Read more about Hattiesburg Clinic's "Targeting Value-based Care with Physician-led Care Teams."

Learn how the AMA is #FightingForDocs and access resources from the AMA Recovery Plan for America’s Physicians.

Speaker

  • Bryan Batson, MD, CEO, Hattiesburg Clinic

AMA Recovery Plan for America’s Physicians

After fighting for physicians during the pandemic, the AMA is taking on the next extraordinary challenge: Renewing the nation’s commitment to physicians. 

Unger: Scope of practice is a really important issue and it's a key part of the AMA's recovery plan for America's physicians, and that's why I'm really excited today to talk with Dr. Bryan Batson, CEO of Hattiesburg Clinic in Hattiesburg, Mississippi, about a study that demonstrates the value of physician-led, team-based care. I'm Todd Unger, AMA's chief experience officer in Chicago. Dr. Batson, it is a pleasure to have you with us today.

Dr. Batson: Thank you, Todd. It's great to be here.

Unger: Let's start off with a little bit of background about Hattiesburg Clinic. You've got a pretty incredible story that began with an analysis of cost data for your accountable care organization or ACO. So why don't you just start with a little bit of thinking behind your ACO structure. Any background on that you want to provide the audience out there?

Dr. Batson: Yeah. Hattiesburg Clinic, we really began our value-based journey before we started this study in 2016. In 2011, we converted to the Epic EMR, and began gathering our quality data. But around that time is when we started reporting quality data to CMS as well through the PQRS or GPRO program.

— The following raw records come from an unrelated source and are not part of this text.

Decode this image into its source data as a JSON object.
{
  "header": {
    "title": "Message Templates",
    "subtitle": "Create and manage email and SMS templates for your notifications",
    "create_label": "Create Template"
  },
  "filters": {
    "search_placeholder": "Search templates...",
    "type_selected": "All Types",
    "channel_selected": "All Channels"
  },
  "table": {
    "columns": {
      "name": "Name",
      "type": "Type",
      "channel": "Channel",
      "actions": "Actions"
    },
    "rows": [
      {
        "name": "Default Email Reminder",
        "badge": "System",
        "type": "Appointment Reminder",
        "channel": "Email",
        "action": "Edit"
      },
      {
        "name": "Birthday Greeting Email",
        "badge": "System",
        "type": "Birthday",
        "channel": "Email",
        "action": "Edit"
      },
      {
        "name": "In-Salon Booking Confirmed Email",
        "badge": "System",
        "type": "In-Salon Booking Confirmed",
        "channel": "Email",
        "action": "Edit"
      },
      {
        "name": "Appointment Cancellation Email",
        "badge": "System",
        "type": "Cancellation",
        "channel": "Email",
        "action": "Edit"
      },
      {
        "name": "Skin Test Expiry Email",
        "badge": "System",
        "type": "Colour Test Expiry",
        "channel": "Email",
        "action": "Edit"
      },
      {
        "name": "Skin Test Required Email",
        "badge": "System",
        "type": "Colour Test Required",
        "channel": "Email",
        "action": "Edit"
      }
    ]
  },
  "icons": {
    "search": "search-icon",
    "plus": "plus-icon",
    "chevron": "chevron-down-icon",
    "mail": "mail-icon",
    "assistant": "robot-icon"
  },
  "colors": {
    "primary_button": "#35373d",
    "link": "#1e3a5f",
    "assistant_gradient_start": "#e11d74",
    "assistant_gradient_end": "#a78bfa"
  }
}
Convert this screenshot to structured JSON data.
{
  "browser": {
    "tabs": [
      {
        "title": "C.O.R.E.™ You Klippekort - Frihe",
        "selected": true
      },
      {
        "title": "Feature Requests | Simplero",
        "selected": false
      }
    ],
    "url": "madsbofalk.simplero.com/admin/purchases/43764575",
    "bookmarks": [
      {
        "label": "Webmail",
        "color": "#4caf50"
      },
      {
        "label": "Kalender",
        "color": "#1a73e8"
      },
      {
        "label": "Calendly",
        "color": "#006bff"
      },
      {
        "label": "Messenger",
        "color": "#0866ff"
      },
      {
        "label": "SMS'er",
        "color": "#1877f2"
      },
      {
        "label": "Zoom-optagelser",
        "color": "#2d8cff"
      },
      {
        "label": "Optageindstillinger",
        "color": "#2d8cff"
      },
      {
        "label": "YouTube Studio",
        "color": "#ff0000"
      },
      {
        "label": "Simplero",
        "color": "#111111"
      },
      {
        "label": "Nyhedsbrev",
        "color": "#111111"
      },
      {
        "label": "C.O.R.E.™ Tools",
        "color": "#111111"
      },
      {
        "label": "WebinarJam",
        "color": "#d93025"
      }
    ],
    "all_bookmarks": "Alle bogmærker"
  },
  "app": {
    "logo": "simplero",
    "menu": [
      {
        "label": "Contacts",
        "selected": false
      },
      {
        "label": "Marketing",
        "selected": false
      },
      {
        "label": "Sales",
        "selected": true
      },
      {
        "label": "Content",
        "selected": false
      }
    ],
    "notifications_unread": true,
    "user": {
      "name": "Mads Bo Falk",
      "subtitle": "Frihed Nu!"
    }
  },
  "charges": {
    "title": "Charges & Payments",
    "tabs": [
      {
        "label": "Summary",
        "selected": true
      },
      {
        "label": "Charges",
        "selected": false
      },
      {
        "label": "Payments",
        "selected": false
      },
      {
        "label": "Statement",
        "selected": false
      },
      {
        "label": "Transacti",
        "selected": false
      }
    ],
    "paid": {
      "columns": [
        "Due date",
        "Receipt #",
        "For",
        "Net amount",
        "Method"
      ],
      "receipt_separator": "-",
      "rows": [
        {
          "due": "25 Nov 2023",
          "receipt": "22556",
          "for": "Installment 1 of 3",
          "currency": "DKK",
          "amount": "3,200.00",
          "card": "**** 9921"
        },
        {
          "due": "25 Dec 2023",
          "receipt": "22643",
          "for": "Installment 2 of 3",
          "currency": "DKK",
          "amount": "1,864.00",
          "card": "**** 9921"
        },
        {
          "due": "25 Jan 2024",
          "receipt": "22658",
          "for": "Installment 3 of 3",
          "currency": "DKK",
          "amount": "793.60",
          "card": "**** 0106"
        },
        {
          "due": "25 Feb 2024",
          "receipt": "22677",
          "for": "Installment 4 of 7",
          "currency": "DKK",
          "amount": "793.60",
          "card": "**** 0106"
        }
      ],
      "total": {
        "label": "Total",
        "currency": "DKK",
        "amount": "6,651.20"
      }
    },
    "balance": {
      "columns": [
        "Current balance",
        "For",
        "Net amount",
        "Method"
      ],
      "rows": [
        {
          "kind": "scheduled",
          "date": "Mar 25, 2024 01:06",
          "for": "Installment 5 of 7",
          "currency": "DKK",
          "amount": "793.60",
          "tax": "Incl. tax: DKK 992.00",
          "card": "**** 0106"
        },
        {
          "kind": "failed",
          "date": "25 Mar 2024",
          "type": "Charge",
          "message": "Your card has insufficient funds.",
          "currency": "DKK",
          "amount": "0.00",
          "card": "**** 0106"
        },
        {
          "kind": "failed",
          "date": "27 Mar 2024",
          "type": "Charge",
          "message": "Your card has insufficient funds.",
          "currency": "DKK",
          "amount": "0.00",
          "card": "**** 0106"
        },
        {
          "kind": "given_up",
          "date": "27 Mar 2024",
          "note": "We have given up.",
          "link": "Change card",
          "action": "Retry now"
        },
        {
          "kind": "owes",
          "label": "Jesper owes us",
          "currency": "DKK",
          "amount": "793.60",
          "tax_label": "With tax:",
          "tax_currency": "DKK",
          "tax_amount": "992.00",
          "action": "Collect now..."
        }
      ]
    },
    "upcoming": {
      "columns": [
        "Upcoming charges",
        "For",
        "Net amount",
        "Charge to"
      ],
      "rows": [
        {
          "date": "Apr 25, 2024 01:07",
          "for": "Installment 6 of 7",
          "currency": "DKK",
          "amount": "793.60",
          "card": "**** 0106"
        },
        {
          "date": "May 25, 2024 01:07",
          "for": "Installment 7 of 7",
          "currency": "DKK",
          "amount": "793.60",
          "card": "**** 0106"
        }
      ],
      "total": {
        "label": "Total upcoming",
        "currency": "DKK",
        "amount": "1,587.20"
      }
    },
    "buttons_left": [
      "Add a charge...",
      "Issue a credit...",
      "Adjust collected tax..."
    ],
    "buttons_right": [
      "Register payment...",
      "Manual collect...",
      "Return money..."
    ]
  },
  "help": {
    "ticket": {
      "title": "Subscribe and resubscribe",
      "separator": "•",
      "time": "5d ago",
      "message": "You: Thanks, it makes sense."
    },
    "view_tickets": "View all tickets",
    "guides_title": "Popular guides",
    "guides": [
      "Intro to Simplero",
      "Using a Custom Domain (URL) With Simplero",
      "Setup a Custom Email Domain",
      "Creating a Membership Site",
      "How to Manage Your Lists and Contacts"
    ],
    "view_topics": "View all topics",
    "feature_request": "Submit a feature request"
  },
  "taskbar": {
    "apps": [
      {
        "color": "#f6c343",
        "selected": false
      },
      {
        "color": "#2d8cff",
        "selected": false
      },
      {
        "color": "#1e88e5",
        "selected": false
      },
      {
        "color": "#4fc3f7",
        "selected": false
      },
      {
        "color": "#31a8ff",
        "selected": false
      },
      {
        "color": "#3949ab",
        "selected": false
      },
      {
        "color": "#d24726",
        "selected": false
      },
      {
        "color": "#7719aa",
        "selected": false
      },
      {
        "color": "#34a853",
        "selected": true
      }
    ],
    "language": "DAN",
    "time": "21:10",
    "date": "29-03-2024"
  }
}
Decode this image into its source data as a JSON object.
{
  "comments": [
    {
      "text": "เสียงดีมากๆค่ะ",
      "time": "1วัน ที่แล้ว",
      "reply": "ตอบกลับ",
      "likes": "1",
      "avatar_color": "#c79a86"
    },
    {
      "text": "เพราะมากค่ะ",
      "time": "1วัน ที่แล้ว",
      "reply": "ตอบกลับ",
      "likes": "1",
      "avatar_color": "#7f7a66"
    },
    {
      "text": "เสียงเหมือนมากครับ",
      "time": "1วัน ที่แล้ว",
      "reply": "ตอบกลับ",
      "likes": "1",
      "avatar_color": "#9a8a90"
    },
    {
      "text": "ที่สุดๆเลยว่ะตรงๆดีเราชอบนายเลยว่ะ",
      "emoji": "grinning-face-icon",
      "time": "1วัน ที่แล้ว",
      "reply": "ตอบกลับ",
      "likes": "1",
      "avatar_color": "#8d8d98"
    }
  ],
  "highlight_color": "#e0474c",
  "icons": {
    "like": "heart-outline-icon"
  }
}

And the ACO, we entered into a Medicare ACO contract in January of 2016. As you said, our organization is physician owned and physician-run, so we're an independent organization. So we have been invested in value-based health care for many years.

Unger: What prompted this analysis that we're going to talk about in more detail for your ACO? And what were you looking at specifically?

Dr. Batson: Well, as an organization that was really focused on improving value-based health care for our patients and our community, the Medicare ACO journey was integral to that. And one of the great benefits in being part of the Medicare ACO is that you are given the raw claims data and the total cost of care. So we were very curious to find out internally where our costs were going for our Medicare ACO patients. And out of curiosity more than anything else, we—one of the first things we wanted to do was try to look at who our highest cost providers were in our system.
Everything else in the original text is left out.